Ela não esperava que, dessa vez, ele forçasse a passagem entre os lábios. O hálito dele invadiu a boca dela, e o beijo foi se aprofundando, lento, mas insistente. Heitor sabia como beijar. Em pouco tempo, as pernas dela ficaram fracas, o corpo inteiro começou a tremer.
— O que você tá fazendo…?
Antes que ela terminasse a pergunta, os lábios dele já tinham descido para o pescoço. Ao mesmo tempo, os dedos dele puxaram uma das alças do robe e começaram a deslizar o tecido para baixo.
O rosto de Patrícia esquentou na hora. Ela segurou o rosto dele entre as mãos.
— Não. — Pediu ela, num sussurro trêmulo.
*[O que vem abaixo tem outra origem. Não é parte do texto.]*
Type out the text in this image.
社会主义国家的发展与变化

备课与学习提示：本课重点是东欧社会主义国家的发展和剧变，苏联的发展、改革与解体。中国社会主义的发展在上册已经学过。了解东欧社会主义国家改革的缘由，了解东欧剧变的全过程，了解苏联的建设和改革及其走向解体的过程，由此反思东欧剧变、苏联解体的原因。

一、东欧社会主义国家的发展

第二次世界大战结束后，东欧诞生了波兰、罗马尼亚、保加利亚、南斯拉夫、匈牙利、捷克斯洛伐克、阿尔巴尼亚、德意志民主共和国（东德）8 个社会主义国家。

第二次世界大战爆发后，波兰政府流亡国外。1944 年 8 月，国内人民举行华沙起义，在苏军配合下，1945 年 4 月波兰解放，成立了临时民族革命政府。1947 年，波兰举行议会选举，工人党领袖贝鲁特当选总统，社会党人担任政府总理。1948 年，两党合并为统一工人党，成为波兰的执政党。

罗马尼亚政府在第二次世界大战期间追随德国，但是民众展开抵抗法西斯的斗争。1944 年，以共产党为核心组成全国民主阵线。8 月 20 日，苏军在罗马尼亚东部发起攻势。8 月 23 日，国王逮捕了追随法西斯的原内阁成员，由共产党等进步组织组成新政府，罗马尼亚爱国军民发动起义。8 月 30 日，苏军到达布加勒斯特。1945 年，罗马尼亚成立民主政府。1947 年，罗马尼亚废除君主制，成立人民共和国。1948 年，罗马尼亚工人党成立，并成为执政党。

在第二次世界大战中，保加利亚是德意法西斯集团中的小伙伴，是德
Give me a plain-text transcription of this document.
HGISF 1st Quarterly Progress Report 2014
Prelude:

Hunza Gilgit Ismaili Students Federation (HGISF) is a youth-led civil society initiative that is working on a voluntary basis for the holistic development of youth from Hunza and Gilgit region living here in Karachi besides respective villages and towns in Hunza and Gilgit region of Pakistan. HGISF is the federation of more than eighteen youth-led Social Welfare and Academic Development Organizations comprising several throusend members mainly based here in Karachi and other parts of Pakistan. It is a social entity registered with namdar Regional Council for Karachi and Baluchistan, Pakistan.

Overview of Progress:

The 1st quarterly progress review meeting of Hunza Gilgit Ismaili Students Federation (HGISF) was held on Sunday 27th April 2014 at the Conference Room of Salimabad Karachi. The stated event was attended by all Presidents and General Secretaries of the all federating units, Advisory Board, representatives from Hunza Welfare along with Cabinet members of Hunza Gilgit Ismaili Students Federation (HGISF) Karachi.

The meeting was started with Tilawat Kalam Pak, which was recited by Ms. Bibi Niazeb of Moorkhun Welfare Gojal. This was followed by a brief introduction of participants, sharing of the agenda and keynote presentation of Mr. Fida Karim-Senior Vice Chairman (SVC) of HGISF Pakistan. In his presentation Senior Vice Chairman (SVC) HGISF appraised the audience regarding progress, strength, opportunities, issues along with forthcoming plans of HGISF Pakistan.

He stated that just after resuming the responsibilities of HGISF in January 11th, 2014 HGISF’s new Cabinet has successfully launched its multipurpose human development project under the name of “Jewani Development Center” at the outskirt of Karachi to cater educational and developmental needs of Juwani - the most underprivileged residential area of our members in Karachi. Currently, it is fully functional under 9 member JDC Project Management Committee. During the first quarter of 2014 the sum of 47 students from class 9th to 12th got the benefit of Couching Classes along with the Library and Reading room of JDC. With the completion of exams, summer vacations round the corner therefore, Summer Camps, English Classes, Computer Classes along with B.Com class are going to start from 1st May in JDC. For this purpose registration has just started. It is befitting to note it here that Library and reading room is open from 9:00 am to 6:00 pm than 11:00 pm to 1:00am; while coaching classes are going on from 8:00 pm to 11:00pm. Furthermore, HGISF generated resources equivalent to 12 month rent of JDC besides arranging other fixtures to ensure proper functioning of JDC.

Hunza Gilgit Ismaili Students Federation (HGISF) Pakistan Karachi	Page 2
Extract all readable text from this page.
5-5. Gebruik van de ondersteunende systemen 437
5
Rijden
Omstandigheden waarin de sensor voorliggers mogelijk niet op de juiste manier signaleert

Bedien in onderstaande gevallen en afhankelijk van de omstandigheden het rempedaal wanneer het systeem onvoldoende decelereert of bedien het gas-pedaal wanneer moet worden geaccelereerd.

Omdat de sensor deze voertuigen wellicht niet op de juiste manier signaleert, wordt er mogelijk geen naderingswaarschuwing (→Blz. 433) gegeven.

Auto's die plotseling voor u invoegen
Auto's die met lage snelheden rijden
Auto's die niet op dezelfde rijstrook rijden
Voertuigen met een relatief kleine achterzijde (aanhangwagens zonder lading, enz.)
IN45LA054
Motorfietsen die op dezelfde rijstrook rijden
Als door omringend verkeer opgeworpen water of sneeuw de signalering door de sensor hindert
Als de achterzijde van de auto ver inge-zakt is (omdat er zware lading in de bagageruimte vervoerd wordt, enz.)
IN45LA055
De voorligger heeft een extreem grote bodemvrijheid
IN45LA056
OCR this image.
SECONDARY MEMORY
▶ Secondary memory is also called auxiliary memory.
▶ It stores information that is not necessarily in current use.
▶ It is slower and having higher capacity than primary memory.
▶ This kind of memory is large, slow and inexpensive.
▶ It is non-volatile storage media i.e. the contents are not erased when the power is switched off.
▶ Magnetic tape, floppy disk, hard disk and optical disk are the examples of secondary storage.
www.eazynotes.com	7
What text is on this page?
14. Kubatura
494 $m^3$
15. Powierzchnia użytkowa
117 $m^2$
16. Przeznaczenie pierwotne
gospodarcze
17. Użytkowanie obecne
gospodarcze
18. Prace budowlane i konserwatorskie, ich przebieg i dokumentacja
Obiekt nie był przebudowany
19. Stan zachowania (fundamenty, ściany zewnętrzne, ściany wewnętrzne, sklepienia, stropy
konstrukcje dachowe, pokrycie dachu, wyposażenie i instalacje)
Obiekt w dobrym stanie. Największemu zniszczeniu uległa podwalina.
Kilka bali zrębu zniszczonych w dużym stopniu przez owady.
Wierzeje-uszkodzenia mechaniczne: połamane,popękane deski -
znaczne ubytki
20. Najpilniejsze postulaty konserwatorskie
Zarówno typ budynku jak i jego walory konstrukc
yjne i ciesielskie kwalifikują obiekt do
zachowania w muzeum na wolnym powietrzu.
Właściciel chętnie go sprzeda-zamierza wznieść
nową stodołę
Mas ele não entendeu o recado. Para muitos homens, aquele "não" soava mais como convite do que recusa. E Patrícia, além da palavra, não tinha feito nenhum gesto mais incisivo para afastá‑lo.
Heitor tirou, com um movimento, o tecido que ainda atrapalhava o acesso e se inclinou, decidido a beijar mais embaixo. Foi nesse instante que Patrícia despertou de vez. O susto clareou a mente. Ela empurrou o peito dele às pressas.
Ele ergueu o rosto, frustrado, e ralhou quase num tom de ordem:
— Levanta a perna. Não se mexe tanto.
Ele segurou a coxa dela, irritado com a resistência.
Ela escondeu o corpo com o cobertor, vermelha como um tomate:
— Eu tô dizendo que não, Heitor. Hoje eu… eu realmente não quero.
Era a primeira vez que ele tentava descer até ali com a boca, e a intenção era óbvia: agradar, fazê‑la sentir prazer.
Heitor baixou os olhos e viu o volume evidente na calça. Ele passou a mão pelo rosto, num gesto amargo:
— Por que você não falou isso antes?
Ele sabia exatamente o que ela estava sentindo. Ele tinha passado por algo parecido quando o avô, o homem que ele mais amava, tinha morrido. Ele não podia forçar Patrícia.
Por enquanto, ela era intocável.
Ele respirou fundo, se afastou, e, num gesto meio infantil, deu uma mordidinha no nariz dela, contrariadíssimo, antes de se levantar e ir para o banheiro.
Algum tempo depois, a voz dele veio abafada, de trás do vidro fosco:
— Patrícia… com a mão eu não consigo terminar. Você pode me ajudar?
Patrícia ficou surpresa. Ela tinha presumido que ele já tinha resolvido tudo, tomaria um banho e voltaria. Mas Heitor não tinha prática nenhuma em se satisfazer sozinho. Ele se sentia ridículo. Se voltasse para a cama daquele jeito, ia passar a noite inteira desconfortável. E ainda temia que ela achasse que ele tinha feito de propósito para pressioná‑la.
Antes, ele não se importaria. Agora, depois de tê‑la ouvido dizer que não queria mais o divórcio e de saber que ela aceitava ter um filho com ele, ele estava tão feliz que não queria, de jeito nenhum, estragar o momento.
Patrícia pensou em recusar. Mas, no fim, ela sabia que ele só tinha chegado àquele ponto por causa dela. Ela não podia simplesmente virar as costas. Então ela respirou fundo… e concordou com um aceno silencioso.